Embora qualquer um dos lados seja uma subida absolutamente digna de lista de desejos para os fãs de ciclismo em todo o mundo, se você tiver tempo para conquistar apenas uma das rotas, recomendamos fortemente a rota ocidental, começando em Luz-Saint-Sauveur. É um pouco mais longa e desafiadora, mas também significativamente mais pitoresca e inspiradora, já que evita os blocos de concreto modernos do resort de esqui de La Mongie.
Rota Ocidental: Luz-Saint-Sauveur (19 km de pura determinação)
A icônica rota de Luz-Saint-Sauveur possui impressionantes 19 quilômetros com uma inclinação média constante de 7,5%, acumulando um desnível positivo de 1.404 metros até o cume.
A subida é relativamente consistente e implacável até o topo, embora, como é característico nos Pirineus, os últimos quilômetros sejam sempre os mais íngremes e desafiadores. Certifique-se de poupar energia estrategicamente para o trecho final!
Início da escalada: Partindo do Office de Tourisme em Luz-Saint-Sauveur, saia à esquerda da praça principal para a estrada principal (Rue de Barèges/D918).
Siga a estrada serpenteante para oeste ao sair de Luz, onde você verá as primeiras placas quilométricas características que marcam os quilômetros da subida. Estas placas indicam com precisão a distância até o topo e o gradiente médio do próximo quilômetro – informação que pode ser um grande incentivo ou um desafio psicológico adicional para suas pernas cansadas!
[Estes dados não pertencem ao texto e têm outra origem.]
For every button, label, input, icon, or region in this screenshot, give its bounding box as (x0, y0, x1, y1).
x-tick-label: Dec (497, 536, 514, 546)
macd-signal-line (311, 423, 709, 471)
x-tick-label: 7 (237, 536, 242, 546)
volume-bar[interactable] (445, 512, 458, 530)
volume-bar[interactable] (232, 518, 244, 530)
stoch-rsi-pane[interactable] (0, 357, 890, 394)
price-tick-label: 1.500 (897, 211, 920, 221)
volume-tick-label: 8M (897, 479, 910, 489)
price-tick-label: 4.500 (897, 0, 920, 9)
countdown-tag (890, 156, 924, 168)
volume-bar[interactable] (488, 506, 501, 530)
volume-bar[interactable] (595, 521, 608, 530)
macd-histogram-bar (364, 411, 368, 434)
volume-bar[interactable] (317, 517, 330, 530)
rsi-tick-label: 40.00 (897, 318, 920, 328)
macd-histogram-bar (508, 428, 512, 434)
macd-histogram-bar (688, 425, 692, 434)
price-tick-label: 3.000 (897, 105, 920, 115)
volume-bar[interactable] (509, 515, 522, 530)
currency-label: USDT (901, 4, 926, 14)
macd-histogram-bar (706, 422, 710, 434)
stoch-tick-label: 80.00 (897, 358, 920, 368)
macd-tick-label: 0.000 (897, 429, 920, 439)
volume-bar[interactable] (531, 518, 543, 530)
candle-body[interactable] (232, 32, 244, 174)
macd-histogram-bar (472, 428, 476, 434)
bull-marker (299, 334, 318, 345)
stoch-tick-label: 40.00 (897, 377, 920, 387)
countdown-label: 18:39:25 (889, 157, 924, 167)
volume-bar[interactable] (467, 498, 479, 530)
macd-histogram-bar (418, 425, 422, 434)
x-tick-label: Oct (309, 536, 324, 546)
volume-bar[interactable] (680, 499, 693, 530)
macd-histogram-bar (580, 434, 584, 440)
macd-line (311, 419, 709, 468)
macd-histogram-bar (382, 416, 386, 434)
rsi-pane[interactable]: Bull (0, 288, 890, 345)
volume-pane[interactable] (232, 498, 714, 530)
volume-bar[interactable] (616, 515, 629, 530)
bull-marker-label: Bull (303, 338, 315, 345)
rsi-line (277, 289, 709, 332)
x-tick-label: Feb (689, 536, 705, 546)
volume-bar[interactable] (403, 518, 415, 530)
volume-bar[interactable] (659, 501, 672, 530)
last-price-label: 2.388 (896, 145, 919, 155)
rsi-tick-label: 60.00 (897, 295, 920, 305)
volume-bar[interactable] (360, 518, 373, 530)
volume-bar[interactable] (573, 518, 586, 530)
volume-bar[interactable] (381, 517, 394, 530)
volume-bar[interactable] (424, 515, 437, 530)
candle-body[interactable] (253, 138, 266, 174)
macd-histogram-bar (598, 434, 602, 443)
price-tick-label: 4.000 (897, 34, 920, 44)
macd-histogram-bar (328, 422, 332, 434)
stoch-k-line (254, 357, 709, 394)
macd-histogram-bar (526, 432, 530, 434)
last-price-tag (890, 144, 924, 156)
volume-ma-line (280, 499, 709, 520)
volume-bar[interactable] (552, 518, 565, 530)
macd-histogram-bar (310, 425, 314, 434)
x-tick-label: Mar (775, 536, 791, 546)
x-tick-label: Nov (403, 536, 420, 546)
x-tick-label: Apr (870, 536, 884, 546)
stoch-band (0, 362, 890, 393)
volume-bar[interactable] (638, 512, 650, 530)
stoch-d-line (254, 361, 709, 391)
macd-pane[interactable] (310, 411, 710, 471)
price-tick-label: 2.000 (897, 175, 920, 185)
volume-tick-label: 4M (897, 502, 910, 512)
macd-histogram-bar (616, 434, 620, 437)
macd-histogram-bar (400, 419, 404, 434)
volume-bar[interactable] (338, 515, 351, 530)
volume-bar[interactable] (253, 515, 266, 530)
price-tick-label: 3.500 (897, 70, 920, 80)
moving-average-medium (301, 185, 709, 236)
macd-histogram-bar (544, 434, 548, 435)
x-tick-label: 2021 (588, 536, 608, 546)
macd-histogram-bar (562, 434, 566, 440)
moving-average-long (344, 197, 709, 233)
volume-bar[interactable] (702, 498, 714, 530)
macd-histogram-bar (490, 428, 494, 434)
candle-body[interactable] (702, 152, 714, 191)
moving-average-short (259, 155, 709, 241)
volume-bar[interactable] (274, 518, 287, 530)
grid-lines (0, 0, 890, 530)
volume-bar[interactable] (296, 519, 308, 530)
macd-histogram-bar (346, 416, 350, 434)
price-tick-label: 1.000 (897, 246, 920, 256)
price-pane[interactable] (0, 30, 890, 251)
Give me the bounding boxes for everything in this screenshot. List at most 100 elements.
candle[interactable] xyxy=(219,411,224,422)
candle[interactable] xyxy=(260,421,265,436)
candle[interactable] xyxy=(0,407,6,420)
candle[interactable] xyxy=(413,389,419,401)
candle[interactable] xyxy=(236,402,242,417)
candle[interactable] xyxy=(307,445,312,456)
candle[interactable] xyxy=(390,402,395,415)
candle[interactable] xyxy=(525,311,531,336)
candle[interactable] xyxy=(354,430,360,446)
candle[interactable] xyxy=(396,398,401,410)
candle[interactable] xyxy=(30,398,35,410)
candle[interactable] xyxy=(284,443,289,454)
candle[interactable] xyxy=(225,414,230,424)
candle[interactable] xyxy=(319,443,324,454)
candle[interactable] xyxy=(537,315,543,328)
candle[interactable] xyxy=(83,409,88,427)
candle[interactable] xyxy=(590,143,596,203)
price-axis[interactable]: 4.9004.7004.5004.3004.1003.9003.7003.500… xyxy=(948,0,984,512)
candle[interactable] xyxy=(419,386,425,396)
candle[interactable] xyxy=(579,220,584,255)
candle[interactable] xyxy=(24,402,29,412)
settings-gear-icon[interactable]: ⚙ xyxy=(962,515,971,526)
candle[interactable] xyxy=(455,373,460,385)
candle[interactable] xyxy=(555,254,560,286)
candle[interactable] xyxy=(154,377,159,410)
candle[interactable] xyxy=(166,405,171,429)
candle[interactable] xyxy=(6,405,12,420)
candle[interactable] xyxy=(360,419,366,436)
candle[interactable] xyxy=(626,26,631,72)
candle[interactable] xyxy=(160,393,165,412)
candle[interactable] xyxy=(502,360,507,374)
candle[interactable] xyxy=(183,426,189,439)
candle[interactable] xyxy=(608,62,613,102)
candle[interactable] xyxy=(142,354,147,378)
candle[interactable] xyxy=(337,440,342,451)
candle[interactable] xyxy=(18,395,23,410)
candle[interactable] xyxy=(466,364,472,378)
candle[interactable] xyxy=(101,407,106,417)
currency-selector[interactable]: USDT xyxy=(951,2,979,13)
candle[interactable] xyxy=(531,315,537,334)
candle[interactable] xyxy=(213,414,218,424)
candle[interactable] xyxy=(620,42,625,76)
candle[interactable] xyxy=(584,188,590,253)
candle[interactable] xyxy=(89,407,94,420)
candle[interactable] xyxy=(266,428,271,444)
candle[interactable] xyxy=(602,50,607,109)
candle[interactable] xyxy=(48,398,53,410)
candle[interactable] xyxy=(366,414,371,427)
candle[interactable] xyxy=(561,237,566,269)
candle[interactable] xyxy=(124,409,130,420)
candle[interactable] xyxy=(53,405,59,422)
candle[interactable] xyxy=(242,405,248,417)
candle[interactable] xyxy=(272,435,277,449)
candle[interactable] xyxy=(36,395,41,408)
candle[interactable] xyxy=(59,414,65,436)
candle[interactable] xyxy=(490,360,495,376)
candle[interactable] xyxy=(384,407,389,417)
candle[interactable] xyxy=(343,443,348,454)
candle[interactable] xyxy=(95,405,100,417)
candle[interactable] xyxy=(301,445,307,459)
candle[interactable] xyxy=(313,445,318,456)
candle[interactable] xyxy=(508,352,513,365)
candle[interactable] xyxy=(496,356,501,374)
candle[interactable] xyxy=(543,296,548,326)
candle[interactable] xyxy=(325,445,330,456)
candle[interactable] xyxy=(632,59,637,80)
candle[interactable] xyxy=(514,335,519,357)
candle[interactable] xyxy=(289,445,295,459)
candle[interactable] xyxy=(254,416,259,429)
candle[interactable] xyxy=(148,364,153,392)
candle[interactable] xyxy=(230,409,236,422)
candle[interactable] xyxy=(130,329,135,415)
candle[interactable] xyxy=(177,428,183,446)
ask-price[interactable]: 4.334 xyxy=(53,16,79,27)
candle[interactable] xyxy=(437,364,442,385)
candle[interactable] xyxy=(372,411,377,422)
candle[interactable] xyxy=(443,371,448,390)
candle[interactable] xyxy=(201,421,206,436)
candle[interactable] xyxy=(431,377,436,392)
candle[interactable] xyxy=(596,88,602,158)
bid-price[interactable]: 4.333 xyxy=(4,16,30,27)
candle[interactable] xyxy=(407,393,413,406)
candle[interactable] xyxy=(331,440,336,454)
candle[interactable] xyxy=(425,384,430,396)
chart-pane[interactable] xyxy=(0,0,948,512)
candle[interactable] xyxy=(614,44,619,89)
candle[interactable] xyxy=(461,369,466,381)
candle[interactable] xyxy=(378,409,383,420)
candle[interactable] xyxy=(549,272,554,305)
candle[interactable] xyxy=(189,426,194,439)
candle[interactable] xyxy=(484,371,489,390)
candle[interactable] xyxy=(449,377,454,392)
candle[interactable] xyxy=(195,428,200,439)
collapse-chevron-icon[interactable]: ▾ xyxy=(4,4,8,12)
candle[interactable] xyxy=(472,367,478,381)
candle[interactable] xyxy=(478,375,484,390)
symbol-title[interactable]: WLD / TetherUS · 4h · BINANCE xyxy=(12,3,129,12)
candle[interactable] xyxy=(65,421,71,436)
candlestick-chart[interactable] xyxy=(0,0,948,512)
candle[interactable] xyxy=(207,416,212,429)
Após deixar a charmosa vila de Luz, o gradiente rapidamente atinge 7% e mantém-se constante por cerca de 6,5 km até alcançar o histórico vilarejo de Barèges. Este é um excelente ponto estratégico para reabastecer suas garrafas de água, fazer uma pausa necessária para recuperação, ou simplesmente absorver a atmosfera única desta vila de montanha.
Voie Laurent Fignon: A Rota Histórica Exclusiva
Nomeada em homenagem a um dos maiores e mais carismáticos ciclistas franceses, a Voie Laurent Fignon é um desvio exclusivo para ciclistas com 4 km de extensão, que se separa à direita da estrada principal cerca de 2 km após Barèges.
Esta Voie histórica segue a rota original autêntica da estrada construída especificamente para o revolucionário Tour de 1910, tornando-se uma verdadeira peça viva de história do ciclismo. Pedalar por esta rota é literalmente seguir os mesmos caminhos que lendas como Octave Lapize percorreram há mais de um século.
Como não é tão bem mantida quanto a nova estrada principal que a substituiu na década de 1970, recomendamos usar a Voie Laurent Fignon para a subida (para apreciar melhor a história e as vistas) e retornar pela estrada principal moderna e mais segura na descida.
A Voie Laurent Fignon se junta novamente à estrada principal a cerca de 4 km do cume impressionante. Este trecho final oferece algumas das vistas mais espetaculares e inspiradoras dos Pirineus franceses – embora você provavelmente não consiga apreciar totalmente a paisagem, já que estará concentrado em superar a parte mais desafiadora e íngreme da subida!
O Último Quilômetro: O Teste Final
O último quilômetro do Tourmalet é lendariamente o mais íngreme e brutal, com um gradiente médio punitivo de 10%. A última curva fechada em direção ao cume parece quase vertical quando você a encara após 18 km de escalada – mas, depois de mais 200 metros de esforço máximo e pura determinação, você finalmente chega ao topo místico!
Neste momento glorioso, você pode oficialmente riscar o Col du Tourmalet da sua lista de desafios ciclísticos épicos e juntar-se ao seleto grupo de ciclistas que conquistaram esta montanha lendária.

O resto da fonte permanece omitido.